The format is the tried and trusted chapters of different cooking styles and days of the week. One-pan wonders is a great little starting chapter, especially as for me it’s the one thing that I frequently find myself getting chastised about, the level of washing up. None of that here as fish tray bake with fennel and lemon or smoked salmon, pea and red onion frittata are demonstrated in one pan. Sophisticated and flavoursome but simple recipes are delivered with an emphasis on seasonality and location, encouraging experimentation depending on what time of year it is and where you are.

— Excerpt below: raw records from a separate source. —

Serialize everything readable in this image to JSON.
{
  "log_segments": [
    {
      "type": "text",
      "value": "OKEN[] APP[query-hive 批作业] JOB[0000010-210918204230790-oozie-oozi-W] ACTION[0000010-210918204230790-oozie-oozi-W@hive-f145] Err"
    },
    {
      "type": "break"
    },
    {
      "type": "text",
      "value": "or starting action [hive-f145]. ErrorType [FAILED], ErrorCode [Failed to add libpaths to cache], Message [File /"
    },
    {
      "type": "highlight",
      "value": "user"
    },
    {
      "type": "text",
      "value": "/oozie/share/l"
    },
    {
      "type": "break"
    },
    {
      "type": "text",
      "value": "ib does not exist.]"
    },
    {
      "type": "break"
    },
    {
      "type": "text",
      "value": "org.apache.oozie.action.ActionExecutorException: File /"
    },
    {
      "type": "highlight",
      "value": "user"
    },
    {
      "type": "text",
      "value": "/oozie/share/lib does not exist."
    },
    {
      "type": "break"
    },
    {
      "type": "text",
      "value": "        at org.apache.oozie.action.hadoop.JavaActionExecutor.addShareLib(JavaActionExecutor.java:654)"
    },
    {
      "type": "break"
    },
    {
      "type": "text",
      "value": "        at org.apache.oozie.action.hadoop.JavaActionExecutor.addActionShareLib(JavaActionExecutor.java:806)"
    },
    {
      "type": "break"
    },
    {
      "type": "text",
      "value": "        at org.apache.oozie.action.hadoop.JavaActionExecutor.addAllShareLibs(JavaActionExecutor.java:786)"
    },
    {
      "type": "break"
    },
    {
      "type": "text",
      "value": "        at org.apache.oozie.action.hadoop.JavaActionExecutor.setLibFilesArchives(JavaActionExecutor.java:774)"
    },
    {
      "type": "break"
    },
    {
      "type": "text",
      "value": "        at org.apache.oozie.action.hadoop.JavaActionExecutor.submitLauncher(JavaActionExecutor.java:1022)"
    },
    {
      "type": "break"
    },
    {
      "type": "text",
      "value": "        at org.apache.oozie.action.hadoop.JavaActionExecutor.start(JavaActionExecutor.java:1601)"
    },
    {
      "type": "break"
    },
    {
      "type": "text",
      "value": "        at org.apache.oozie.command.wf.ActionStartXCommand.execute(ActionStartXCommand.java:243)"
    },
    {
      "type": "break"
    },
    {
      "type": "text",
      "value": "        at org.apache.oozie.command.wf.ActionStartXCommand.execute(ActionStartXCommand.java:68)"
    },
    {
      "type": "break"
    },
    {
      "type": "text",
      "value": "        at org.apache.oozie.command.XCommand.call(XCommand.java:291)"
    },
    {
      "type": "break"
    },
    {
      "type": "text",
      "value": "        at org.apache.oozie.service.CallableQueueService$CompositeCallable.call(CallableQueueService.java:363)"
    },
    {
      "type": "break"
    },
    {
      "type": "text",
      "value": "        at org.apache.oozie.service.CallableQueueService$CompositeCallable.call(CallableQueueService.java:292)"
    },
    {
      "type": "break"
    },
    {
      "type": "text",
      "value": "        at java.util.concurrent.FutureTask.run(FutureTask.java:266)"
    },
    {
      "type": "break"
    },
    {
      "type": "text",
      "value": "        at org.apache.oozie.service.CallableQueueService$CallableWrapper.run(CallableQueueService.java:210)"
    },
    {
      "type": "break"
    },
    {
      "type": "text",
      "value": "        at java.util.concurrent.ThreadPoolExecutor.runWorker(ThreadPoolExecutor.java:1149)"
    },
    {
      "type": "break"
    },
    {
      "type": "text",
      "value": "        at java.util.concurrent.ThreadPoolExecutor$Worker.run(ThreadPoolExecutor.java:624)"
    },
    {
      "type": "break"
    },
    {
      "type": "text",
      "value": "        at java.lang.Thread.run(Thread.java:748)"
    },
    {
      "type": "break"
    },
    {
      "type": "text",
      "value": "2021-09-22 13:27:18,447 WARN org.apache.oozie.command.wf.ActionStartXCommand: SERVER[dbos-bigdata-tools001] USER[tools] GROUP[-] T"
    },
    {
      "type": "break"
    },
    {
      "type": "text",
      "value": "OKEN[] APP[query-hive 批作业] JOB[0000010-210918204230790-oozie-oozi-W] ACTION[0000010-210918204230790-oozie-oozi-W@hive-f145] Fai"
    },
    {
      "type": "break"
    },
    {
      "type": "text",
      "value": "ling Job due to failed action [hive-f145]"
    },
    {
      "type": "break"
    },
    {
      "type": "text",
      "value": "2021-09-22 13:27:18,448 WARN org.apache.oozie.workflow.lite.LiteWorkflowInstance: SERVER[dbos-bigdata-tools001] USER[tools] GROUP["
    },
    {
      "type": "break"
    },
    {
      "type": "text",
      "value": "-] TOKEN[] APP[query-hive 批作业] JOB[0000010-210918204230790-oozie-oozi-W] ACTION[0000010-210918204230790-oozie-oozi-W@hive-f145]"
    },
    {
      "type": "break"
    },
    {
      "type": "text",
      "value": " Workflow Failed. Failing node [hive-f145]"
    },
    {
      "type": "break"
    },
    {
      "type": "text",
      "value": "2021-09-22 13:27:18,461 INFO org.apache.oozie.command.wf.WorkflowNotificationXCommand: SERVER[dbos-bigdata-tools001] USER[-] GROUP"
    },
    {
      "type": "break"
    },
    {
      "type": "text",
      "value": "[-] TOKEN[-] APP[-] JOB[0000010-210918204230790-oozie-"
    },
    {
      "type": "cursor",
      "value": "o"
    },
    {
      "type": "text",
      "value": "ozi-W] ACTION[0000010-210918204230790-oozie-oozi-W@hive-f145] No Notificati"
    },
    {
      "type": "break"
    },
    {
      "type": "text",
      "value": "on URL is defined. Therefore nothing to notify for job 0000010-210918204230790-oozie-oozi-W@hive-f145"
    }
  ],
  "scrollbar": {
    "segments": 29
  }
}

My favourite chapter is Saturday Suppers, for a number of reasons. Saturday is my day with the girls and cooking something special for MrsT coming home is how we like to spend the afternoon, together in the kitchen teaching them about that word again. Flavour. Also it is filled with classical recipes such as herb crusted cod, roasted partridge, beef wellington and salt baked fish. Each of which puts the produce first and then delivers further techniques and ingredients to showcase it. I think this is the very essence of home-cooking and this chapter sums the book up perfectly. I can’t wait to try the hay cooked saddle of lamb, a technique I never thought I’d be capable of demystified.
Easy starters, Breads & savoury nibbles and Simple desserts add to the full spectrum of cooking whether it be for entertaining, feeding the family or a quick meal for one. None of the recipes have anything in them that I would class as scary or extravagant, I find them very accessible as they are based around good seasonal produce combined with store cupboard ingredients.
This is a book that I can see becoming dog-eared, sauce splattered and well used over the coming months and years as I tick so many of the recipes off the ‘must try’ list. It is full of inspiration, interesting anecdotes and a myriad of visual style advice and in fact the only real question I have unanswered is where can I find the wonderful medieval Scots utensils that decorate so many pages.